I told him he could watch the race while our kids and I planted the garden. I think he felt guilty about sitting around watching TV while we worked. He kept popping in and out of the house.
He commented that the last 20 minutes are the most exciting, so he helped us. At the end of the race, the winner had a big gulp of milk after emerging triumphantly from his vehicle.
The milk-drinking tradition began in the 1930s, when Louis Meyer drank buttermilk to refresh himself after the race on the advice of his mother. Later, milk became the standard post-race beverage.
June, which is Dairy Month, is a good time to toast the dairy industry with a cold glass of milk. We do not have a triumphant race car driver modeling milk- drinking behavior every day, but we now have a new symbol for nutrition.
MyPlate, the new nutrition icon, is a good reminder to include dairy in our menus. You can learn about it by visiting http://www.choosemyplate.gov.
MyPlate is a an illustration of a healthful diet showing a subdivided plate representing the relative amounts of fruits, vegetables, grain and protein-rich foods to consume. The blue circle next to the plate represents dairy foods, such as milk, yogurt and cheese.

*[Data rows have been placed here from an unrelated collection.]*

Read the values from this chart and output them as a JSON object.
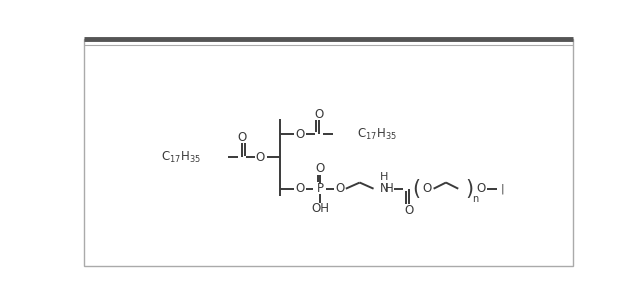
{
  "figsize": [
    6.41,
    3.02
  ],
  "dpi": 100,
  "bg_color": "#ffffff",
  "line_color": "#3a3a3a",
  "line_width": 1.4,
  "font_size": 8.5,
  "font_color": "#3a3a3a",
  "border_color": "#888888",
  "top_bar_color": "#555555",
  "xlim": [
    0,
    641
  ],
  "ylim": [
    0,
    302
  ]
}
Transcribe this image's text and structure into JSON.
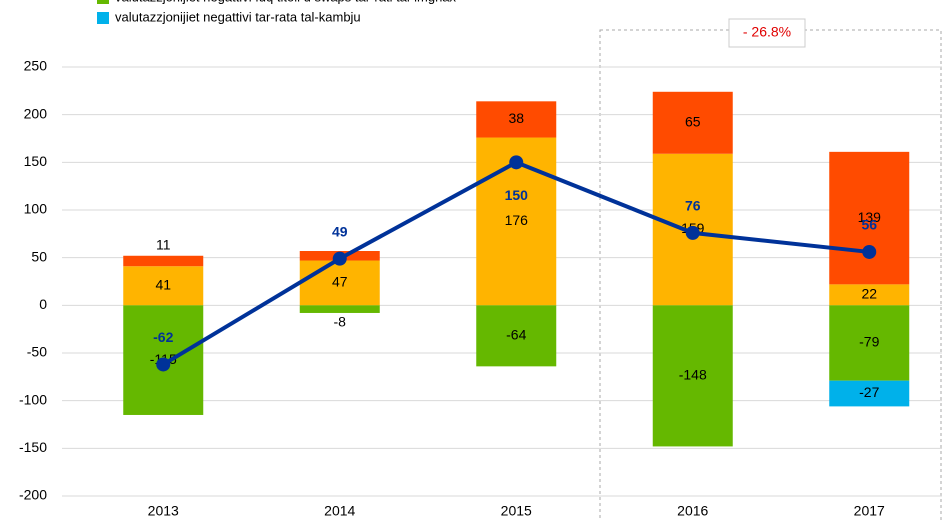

Nutrition experts recommend that people ages 9 and older enjoy three daily servings of low-fat or fat-free milk or milk products. The recommendation for children ages 4 to 8 is 2 to 2 1/2 servings. Children ages 2 to 3 should have 2 servings per day.

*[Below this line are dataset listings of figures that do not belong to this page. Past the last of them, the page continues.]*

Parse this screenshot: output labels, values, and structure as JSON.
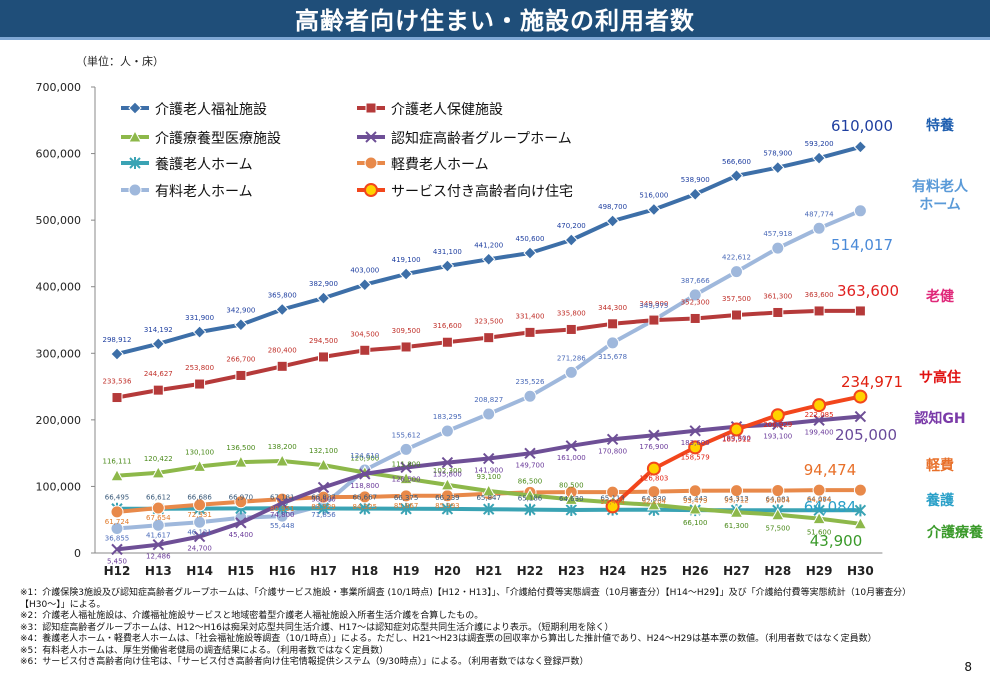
{
  "page": {
    "title": "高齢者向け住まい・施設の利用者数",
    "unit_label": "（単位：人・床）",
    "page_number": "8"
  },
  "notes": [
    "※1：介護保険3施設及び認知症高齢者グループホームは、「介護サービス施設・事業所調査 (10/1時点)【H12・H13】」、「介護給付費等実態調査（10月審査分）【H14～H29】」及び「介護給付費等実態統計（10月審査分）",
    "【H30～】」による。",
    "※2：介護老人福祉施設は、介護福祉施設サービスと地域密着型介護老人福祉施設入所者生活介護を合算したもの。",
    "※3：認知症高齢者グループホームは、H12～H16は痴呆対応型共同生活介護、H17～は認知症対応型共同生活介護により表示。（短期利用を除く）",
    "※4：養護老人ホーム・軽費老人ホームは、「社会福祉施設等調査（10/1時点）」による。ただし、H21～H23は調査票の回収率から算出した推計値であり、H24～H29は基本票の数値。（利用者数ではなく定員数）",
    "※5：有料老人ホームは、厚生労働省老健局の調査結果による。（利用者数ではなく定員数）",
    "※6：サービス付き高齢者向け住宅は、「サービス付き高齢者向け住宅情報提供システム（9/30時点）」による。（利用者数ではなく登録戸数）"
  ],
  "chart_data": {
    "type": "line",
    "categories": [
      "H12",
      "H13",
      "H14",
      "H15",
      "H16",
      "H17",
      "H18",
      "H19",
      "H20",
      "H21",
      "H22",
      "H23",
      "H24",
      "H25",
      "H26",
      "H27",
      "H28",
      "H29",
      "H30"
    ],
    "ylim": [
      0,
      700000
    ],
    "yticks": [
      0,
      100000,
      200000,
      300000,
      400000,
      500000,
      600000,
      700000
    ],
    "ytick_labels": [
      "0",
      "100,000",
      "200,000",
      "300,000",
      "400,000",
      "500,000",
      "600,000",
      "700,000"
    ],
    "grid": false,
    "legend_position": "top-left",
    "series": [
      {
        "name": "介護老人福祉施設",
        "color": "#3d6fa8",
        "marker": "diamond",
        "label_color": "#1f3fa0",
        "side_label": "特養",
        "side_color": "#1f5fb0",
        "values": [
          298912,
          314192,
          331900,
          342900,
          365800,
          382900,
          403000,
          419100,
          431100,
          441200,
          450600,
          470200,
          498700,
          516000,
          538900,
          566600,
          578900,
          593200,
          610000
        ],
        "labels": [
          "298,912",
          "314,192",
          "331,900",
          "342,900",
          "365,800",
          "382,900",
          "403,000",
          "419,100",
          "431,100",
          "441,200",
          "450,600",
          "470,200",
          "498,700",
          "516,000",
          "538,900",
          "566,600",
          "578,900",
          "593,200",
          "610,000"
        ]
      },
      {
        "name": "介護老人保健施設",
        "color": "#b53a3a",
        "marker": "square",
        "label_color": "#c0302a",
        "side_label": "老健",
        "side_color": "#e0287a",
        "values": [
          233536,
          244627,
          253800,
          266700,
          280400,
          294500,
          304500,
          309500,
          316600,
          323500,
          331400,
          335800,
          344300,
          349900,
          352300,
          357500,
          361300,
          363600,
          363600
        ],
        "labels": [
          "233,536",
          "244,627",
          "253,800",
          "266,700",
          "280,400",
          "294,500",
          "304,500",
          "309,500",
          "316,600",
          "323,500",
          "331,400",
          "335,800",
          "344,300",
          "349,900",
          "352,300",
          "357,500",
          "361,300",
          "363,600",
          "363,600"
        ]
      },
      {
        "name": "介護療養型医療施設",
        "color": "#8db84a",
        "marker": "triangle",
        "label_color": "#4a8a1a",
        "side_label": "介護療養",
        "side_color": "#3a9a2a",
        "values": [
          116111,
          120422,
          130100,
          136500,
          138200,
          132100,
          120900,
          111800,
          102300,
          93100,
          86500,
          80500,
          76000,
          72200,
          66100,
          61300,
          57500,
          51600,
          43900
        ],
        "labels": [
          "116,111",
          "120,422",
          "130,100",
          "136,500",
          "138,200",
          "132,100",
          "120,900",
          "111,800",
          "102,300",
          "93,100",
          "86,500",
          "80,500",
          "",
          "",
          "66,100",
          "61,300",
          "57,500",
          "51,600",
          "43,900"
        ]
      },
      {
        "name": "認知症高齢者グループホーム",
        "color": "#6e4f96",
        "marker": "x",
        "label_color": "#6a3a9a",
        "side_label": "認知GH",
        "side_color": "#7a3aa8",
        "values": [
          5450,
          12486,
          24700,
          45400,
          74800,
          98500,
          118800,
          128500,
          135800,
          141900,
          149700,
          161000,
          170800,
          176900,
          183600,
          189800,
          193100,
          199400,
          205000
        ],
        "labels": [
          "5,450",
          "12,486",
          "24,700",
          "45,400",
          "74,800",
          "98,500",
          "118,800",
          "128,500",
          "135,800",
          "141,900",
          "149,700",
          "161,000",
          "170,800",
          "176,900",
          "183,600",
          "189,800",
          "193,100",
          "199,400",
          "205,000"
        ]
      },
      {
        "name": "養護老人ホーム",
        "color": "#3aa3b4",
        "marker": "star",
        "label_color": "#3a5a7a",
        "side_label": "養護",
        "side_color": "#2aa0c8",
        "values": [
          66495,
          66612,
          66686,
          66970,
          67181,
          66837,
          66667,
          66375,
          66239,
          65847,
          65186,
          64630,
          65113,
          64830,
          64443,
          64313,
          64081,
          64084,
          64084
        ],
        "labels": [
          "66,495",
          "66,612",
          "66,686",
          "66,970",
          "67,181",
          "66,837",
          "66,667",
          "66,375",
          "66,239",
          "65,847",
          "65,186",
          "64,630",
          "65,113",
          "64,830",
          "64,443",
          "64,313",
          "64,081",
          "64,084",
          "64,084"
        ]
      },
      {
        "name": "軽費老人ホーム",
        "color": "#e8894a",
        "marker": "circle",
        "label_color": "#e07a2a",
        "side_label": "軽費",
        "side_color": "#e8702a",
        "values": [
          61724,
          67654,
          72331,
          77000,
          80951,
          83929,
          84325,
          85867,
          85993,
          89000,
          91000,
          91474,
          91474,
          92204,
          93479,
          93712,
          93804,
          94474,
          94474
        ],
        "labels": [
          "61,724",
          "67,654",
          "72,331",
          "",
          "80,951",
          "83,929",
          "84,325",
          "85,867",
          "85,993",
          "",
          "",
          "",
          "91,474",
          "92,204",
          "93,479",
          "93,712",
          "93,804",
          "94,474",
          ""
        ]
      },
      {
        "name": "有料老人ホーム",
        "color": "#9fb8dc",
        "marker": "circle",
        "label_color": "#4a6ab8",
        "side_label": "有料老人ホーム",
        "side_color": "#5a9ad8",
        "values": [
          36855,
          41617,
          46121,
          53000,
          55448,
          71856,
          124610,
          155612,
          183295,
          208827,
          235526,
          271286,
          315678,
          349975,
          387666,
          422612,
          457918,
          487774,
          514017
        ],
        "labels": [
          "36,855",
          "41,617",
          "46,121",
          "",
          "55,448",
          "71,856",
          "124,610",
          "155,612",
          "183,295",
          "208,827",
          "235,526",
          "271,286",
          "315,678",
          "349,975",
          "387,666",
          "422,612",
          "457,918",
          "487,774",
          "514,017"
        ]
      },
      {
        "name": "サービス付き高齢者向け住宅",
        "color": "#f2461c",
        "marker": "sun",
        "label_color": "#e02010",
        "side_label": "サ高住",
        "side_color": "#e01010",
        "start_index": 12,
        "values": [
          null,
          null,
          null,
          null,
          null,
          null,
          null,
          null,
          null,
          null,
          null,
          null,
          70000,
          126803,
          158579,
          185512,
          206929,
          222085,
          234971
        ],
        "labels": [
          "",
          "",
          "",
          "",
          "",
          "",
          "",
          "",
          "",
          "",
          "",
          "",
          "",
          "126,803",
          "158,579",
          "185,512",
          "206,929",
          "222,085",
          "234,971"
        ]
      }
    ]
  }
}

Unfortunately, many people shortchange themselves on some of the nine key nutrients dairy foods provide by not having three servings per day. On average, people have two servings of dairy foods daily.

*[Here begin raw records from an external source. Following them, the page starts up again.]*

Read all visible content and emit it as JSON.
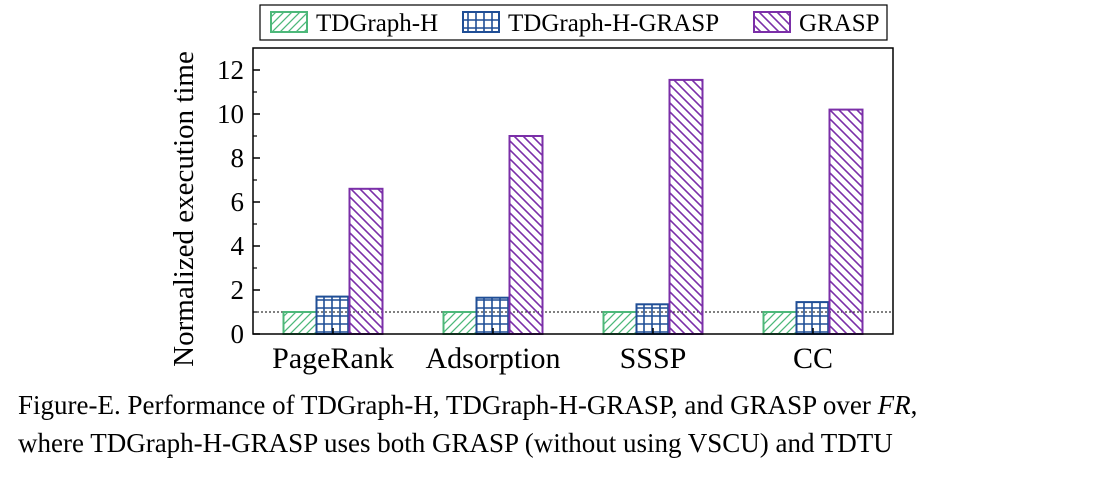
{
  "chart_data": {
    "type": "bar",
    "categories": [
      "PageRank",
      "Adsorption",
      "SSSP",
      "CC"
    ],
    "series": [
      {
        "name": "TDGraph-H",
        "values": [
          1.0,
          1.0,
          1.0,
          1.0
        ]
      },
      {
        "name": "TDGraph-H-GRASP",
        "values": [
          1.7,
          1.65,
          1.35,
          1.45
        ]
      },
      {
        "name": "GRASP",
        "values": [
          6.6,
          9.0,
          11.55,
          10.2
        ]
      }
    ],
    "ylabel": "Normalized execution time",
    "xlabel": "",
    "ylim": [
      0,
      13
    ],
    "yticks": [
      0,
      2,
      4,
      6,
      8,
      10,
      12
    ],
    "reference_line": 1,
    "legend_position": "top",
    "colors": {
      "TDGraph-H": "#4db87a",
      "TDGraph-H-GRASP": "#1f4e96",
      "GRASP": "#7b2fa8"
    }
  },
  "caption": {
    "line1_prefix": "Figure-E. Performance of TDGraph-H, TDGraph-H-GRASP, and GRASP over ",
    "line1_italic": "FR",
    "line1_suffix": ",",
    "line2": "where TDGraph-H-GRASP uses both GRASP (without using VSCU) and TDTU"
  }
}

Milk is the No. 1 source of calcium, vitamin D and potassium in our diet. In fact, research has shown that dairy foods may reduce our risk for the bone- thinning disease osteoporosis. The DASH diet, which features ample fruits and vegetables and low-fat dairy foods, may help lower blood pressure.
A recently published study reported that calcium intake is particularly of concern among the elderly, even if they consume calcium supplements. The researchers compared the calcium intake of people ages 19 to 30 with that of people who were ages 81 and older. They found that calcium intake was 23 percent lower in older men and 14 percent lower among older women compared with their younger counterparts.
Milk, yogurt and cheese are nutrient-rich foods and are notable protein sources, too. Eating protein-rich foods helps curb hunger and may help with weight management.
Milk is an excellent "sports drink" with its unique combination of carbohydrates, protein, fluid and electrolytes. Instead of reaching for a typical sports beverage after a workout, consider grabbing some cold, refreshing milk. The fluid rehydrates the body, while the other nutrients energize and replace minerals lost in sweat.
According to recent research, people with lactose intolerance may tolerate a cup of milk per day (or about 12 grams of lactose). Lactose is the natural sugar found in milk, which some people have difficulty digesting. Hard cheeses and yogurt often are tolerated well.